O novo recrutamento, até chegar-se a apurar duzentos homens, começaria imediatamente e o seu treino e enquadramento na unidade também. Mas ainda sob a responsabilidade directa de Manuel Cruz que receberia novas e definitivas orientações, depois de a conferência em Berlim resolver a partilha da África entre as potências europeias. Muito provavelmente, quando isso acontecesse os responsáveis locais libertariam Manuel, como ele desejava, dos encargos na milícia que ainda lhe ficavam.

Manuel aceitou porque precisava dum pretexto para continuar próximo da grega, com quem tudo entre eles voltara ao exaltado encantamento do princípio.

Tinha mesmo Manuel tomado a esse respeito uma decisão, tão confidencial, tão confidencial que não a confessava a ninguém, por então, nem sequer a ela, a principal interessada, uma decisão que a ele próprio o assustava ainda.

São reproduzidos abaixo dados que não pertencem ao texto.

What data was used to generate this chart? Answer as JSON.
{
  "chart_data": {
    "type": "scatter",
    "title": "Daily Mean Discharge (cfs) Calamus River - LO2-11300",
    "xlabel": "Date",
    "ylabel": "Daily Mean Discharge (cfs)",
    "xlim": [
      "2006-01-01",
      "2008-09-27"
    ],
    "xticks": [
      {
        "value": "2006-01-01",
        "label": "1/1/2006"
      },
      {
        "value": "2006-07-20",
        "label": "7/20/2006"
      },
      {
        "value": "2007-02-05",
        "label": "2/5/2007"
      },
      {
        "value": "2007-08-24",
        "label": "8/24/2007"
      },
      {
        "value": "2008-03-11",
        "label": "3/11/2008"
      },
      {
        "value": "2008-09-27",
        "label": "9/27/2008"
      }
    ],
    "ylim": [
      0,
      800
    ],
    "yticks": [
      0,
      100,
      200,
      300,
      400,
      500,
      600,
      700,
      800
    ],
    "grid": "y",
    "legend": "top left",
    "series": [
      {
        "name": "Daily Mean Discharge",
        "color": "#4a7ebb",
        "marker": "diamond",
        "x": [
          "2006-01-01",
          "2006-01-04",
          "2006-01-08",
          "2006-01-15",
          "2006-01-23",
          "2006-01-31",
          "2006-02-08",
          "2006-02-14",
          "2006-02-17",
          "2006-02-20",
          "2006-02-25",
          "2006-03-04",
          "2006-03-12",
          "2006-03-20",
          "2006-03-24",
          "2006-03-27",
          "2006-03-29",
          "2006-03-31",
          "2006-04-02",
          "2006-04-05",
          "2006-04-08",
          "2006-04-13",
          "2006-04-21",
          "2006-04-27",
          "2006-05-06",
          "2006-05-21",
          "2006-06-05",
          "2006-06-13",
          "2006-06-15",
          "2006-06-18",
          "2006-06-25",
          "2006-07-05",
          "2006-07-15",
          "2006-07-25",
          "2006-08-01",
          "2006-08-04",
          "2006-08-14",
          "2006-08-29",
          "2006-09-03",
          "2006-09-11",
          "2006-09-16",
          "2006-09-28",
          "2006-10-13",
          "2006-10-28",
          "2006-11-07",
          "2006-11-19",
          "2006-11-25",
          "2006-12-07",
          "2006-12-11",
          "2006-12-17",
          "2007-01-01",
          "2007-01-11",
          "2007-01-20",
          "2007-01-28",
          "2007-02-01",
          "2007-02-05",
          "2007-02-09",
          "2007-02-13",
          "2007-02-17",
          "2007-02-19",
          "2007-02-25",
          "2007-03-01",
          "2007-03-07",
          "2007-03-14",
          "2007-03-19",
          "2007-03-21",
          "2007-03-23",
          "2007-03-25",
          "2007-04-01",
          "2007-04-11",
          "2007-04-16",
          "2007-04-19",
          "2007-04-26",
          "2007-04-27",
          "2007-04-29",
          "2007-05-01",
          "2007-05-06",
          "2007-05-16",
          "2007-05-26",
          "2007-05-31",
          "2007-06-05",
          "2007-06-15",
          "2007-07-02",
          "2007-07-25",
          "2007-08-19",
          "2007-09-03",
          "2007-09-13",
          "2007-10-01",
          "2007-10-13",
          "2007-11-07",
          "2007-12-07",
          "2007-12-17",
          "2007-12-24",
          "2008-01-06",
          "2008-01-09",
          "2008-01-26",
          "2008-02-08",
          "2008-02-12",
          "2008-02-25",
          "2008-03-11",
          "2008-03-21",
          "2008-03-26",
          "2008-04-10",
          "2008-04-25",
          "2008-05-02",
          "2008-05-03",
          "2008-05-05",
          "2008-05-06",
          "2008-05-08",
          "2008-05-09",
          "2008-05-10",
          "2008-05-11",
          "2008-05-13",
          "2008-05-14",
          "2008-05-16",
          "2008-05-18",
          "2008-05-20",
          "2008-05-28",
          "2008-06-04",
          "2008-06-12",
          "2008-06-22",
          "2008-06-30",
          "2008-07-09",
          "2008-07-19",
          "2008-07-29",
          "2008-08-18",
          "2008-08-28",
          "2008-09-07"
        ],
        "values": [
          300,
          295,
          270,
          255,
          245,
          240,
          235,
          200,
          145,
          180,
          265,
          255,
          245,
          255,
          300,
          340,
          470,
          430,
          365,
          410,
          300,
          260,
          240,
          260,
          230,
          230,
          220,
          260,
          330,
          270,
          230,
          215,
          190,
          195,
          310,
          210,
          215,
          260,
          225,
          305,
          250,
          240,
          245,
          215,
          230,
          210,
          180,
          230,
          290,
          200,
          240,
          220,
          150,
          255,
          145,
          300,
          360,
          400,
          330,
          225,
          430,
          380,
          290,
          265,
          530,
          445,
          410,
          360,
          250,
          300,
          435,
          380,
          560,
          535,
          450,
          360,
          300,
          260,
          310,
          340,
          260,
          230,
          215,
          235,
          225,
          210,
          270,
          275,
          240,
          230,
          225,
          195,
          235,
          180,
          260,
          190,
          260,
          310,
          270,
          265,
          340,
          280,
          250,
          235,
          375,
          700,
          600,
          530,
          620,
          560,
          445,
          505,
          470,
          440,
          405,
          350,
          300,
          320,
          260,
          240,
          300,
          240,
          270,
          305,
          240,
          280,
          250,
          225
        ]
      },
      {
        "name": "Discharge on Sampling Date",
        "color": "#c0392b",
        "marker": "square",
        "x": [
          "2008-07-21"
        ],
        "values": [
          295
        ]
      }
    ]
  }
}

Mas outra decisão, a de Stanley a respeito do futuro da milícia, embora condicionada, aliviou-o o bastante para que Manuel tornasse a ver tudo côr de rosa.

Por outro lado, o trabalho obsessivo a que voltou a entregar-se, para o treino dos novos recrutas, durante muitos dias não o deixou pensar em mais nada.

Depois, vieram os dias tormentosos da espera já ansiosa por notícias de Bruxelas ou de qualquer outra capital europeia, notícias que Stanley prometera e pareciam nunca mais chegar.

O primeiro telegrama (cifrado, claro) que acabou por chegar confirmava que a data da conferência de Berlim sobre África não estava ainda assente.

Mas dava uma boa nova.

Os detalhes do percurso do futuro caminho-de-ferro de Matadi a Kinshasa, que o “capitão” Gomes, com os meios toscos de que dispunha, conseguira desenhar nos mapas, já de si sumários, proporcionados pelo “comando” da milícia, tinham não obstante surpreendido vários entendidos de Bruxelas a quem Stanley os mostrara. Após o que não hesitara em levá-los ao próprio Rei, o verdadeiro Deus ex-machina de toda a montagem posta em marcha pelas potências europeias para a criação da nova África ao sul do Saará.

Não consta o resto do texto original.